Chancellor must avoid knee jerk reaction to tax increases

Chancellor must avoid knee jerk reaction to tax increases

The Chancellor must avoid a knee jerk reaction to tax increases according to a leading property management firm. Apropos by DJ Alexander, a UK-wide letting firm, believes that the widely trailed increases to capital gains tax (CGT) will have an unprecedented negative impact upon the private rented sector (PRS) and the wider housing market.

If, as has been predicted in the media over the last few weeks, the rate of CGT rises to match tax rates then higher rate taxpayers will see an increase from 28% to 40%. On a property investment over ten years this would mean that the annual gain for landlords, second homeowners and investors would be between 1.9% – 2.2% per year. Given the additional costs involved in stamp duty land tax and land and buildings transaction tax in Scotland it makes property investment difficult to justify given the financial risks and the increasingly poor returns. The Chancellor risks killing investment in UK property and causing a shortage of homes for private renters.

David Alexander, joint Chief Executive Officer of Apropos by DJ Alexander, commented:

“While the spending review is not the time when the Chancellor will announce any tax hikes it is clear from the Treasury’s messaging over the last week that increases are coming next year. CGT seems set to be top of the list for substantial increases and there is little doubt that landlords, second homeowners and property investors are firmly in Rishi Sunak’s sights.”

“He sees this as an easy target politically and financially. Unlike many other assets property can’t hide and as CGT affects a relatively small part of the population it looks like an easy fix for the enormous debt accrued during the pandemic.”

David continued:

“But if Sunak widens the take and breadth of CGT the number of people liable will rise and landlords with one or a small number of properties will be drawn into the tax. The targeting of the tax may have unintended consequences. Equally he will understand that simply increasing a tax by a certain percentage rarely results in a directly comparable increase in revenues. The larger institutional investors will always have the option of shifting their investments elsewhere either geographically or into a different asset class resulting in a lower tax take.”

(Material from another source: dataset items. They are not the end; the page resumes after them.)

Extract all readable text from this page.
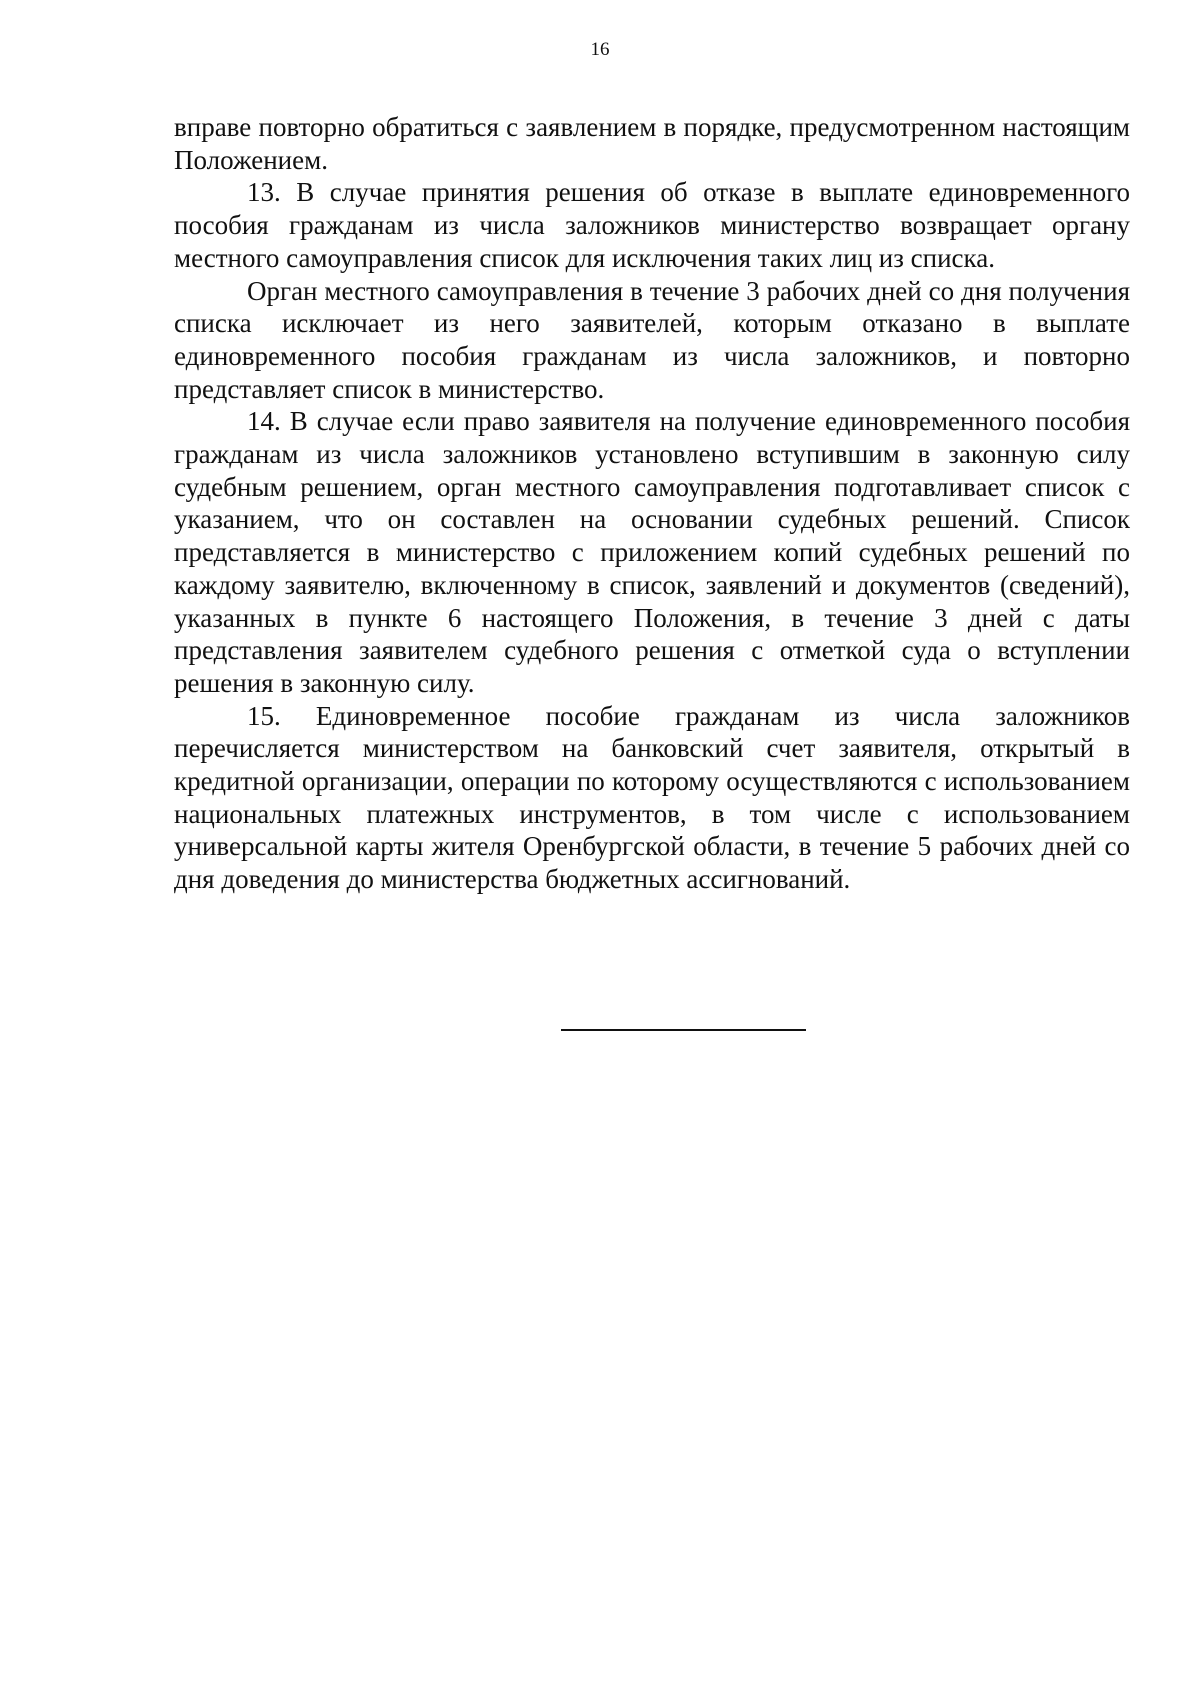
16

вправе повторно обратиться с заявлением в порядке, предусмотренном настоящим Положением.

13. В случае принятия решения об отказе в выплате единовременного пособия гражданам из числа заложников министерство возвращает органу местного самоуправления список для исключения таких лиц из списка.

Орган местного самоуправления в течение 3 рабочих дней со дня получения списка исключает из него заявителей, которым отказано в выплате единовременного пособия гражданам из числа заложников, и повторно представляет список в министерство.

14. В случае если право заявителя на получение единовременного пособия гражданам из числа заложников установлено вступившим в законную силу судебным решением, орган местного самоуправления подготавливает список с указанием, что он составлен на основании судебных решений. Список представляется в министерство с приложением копий судебных решений по каждому заявителю, включенному в список, заявлений и документов (сведений), указанных в пункте 6 настоящего Положения, в течение 3 дней с даты представления заявителем судебного решения с отметкой суда о вступлении решения в законную силу.

15. Единовременное пособие гражданам из числа заложников перечисляется министерством на банковский счет заявителя, открытый в кредитной организации, операции по которому осуществляются с использованием национальных платежных инструментов, в том числе с использованием универсальной карты жителя Оренбургской области, в течение 5 рабочих дней со дня доведения до министерства бюджетных ассигнований.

“As with all serious policy changes it is predicting the unknown outcomes of the actions which will catch the politician unaware. The first clear risk is that this will have a major impact on the private rented sector potentially leading to a housing shortage in the rental market. Any large-scale exodus from the market by landlords and investors could also trigger a sudden fall in house prices if a large number of properties are suddenly dropped on the market ahead of a CGT hike deadline. Given the market is likely to dip in April once the temporary reduced stamp duty threshold is ended this could be a move which results in negative equity and financial losses for a great number of people.”

David concluded:

“Any substantial increase in the rate of CGT will impact on individual landlords, second homeowners, and the small-scale investor the most. The larger landlords and investors will be able to utilise the skills of accountants to offset their exposure but for the smaller landlord the impact could be substantial. A property used to shore up retirement funds, or care home fees, could suddenly be hit by a tax which is imposed with little warning, on a sector that is exposed, at a time when the market is potentially fragile. The risk is the Chancellor ends up killing the PRS, fails to substantially increase the tax take, damages the property market, and ends up hurting landlords and tenants alike.”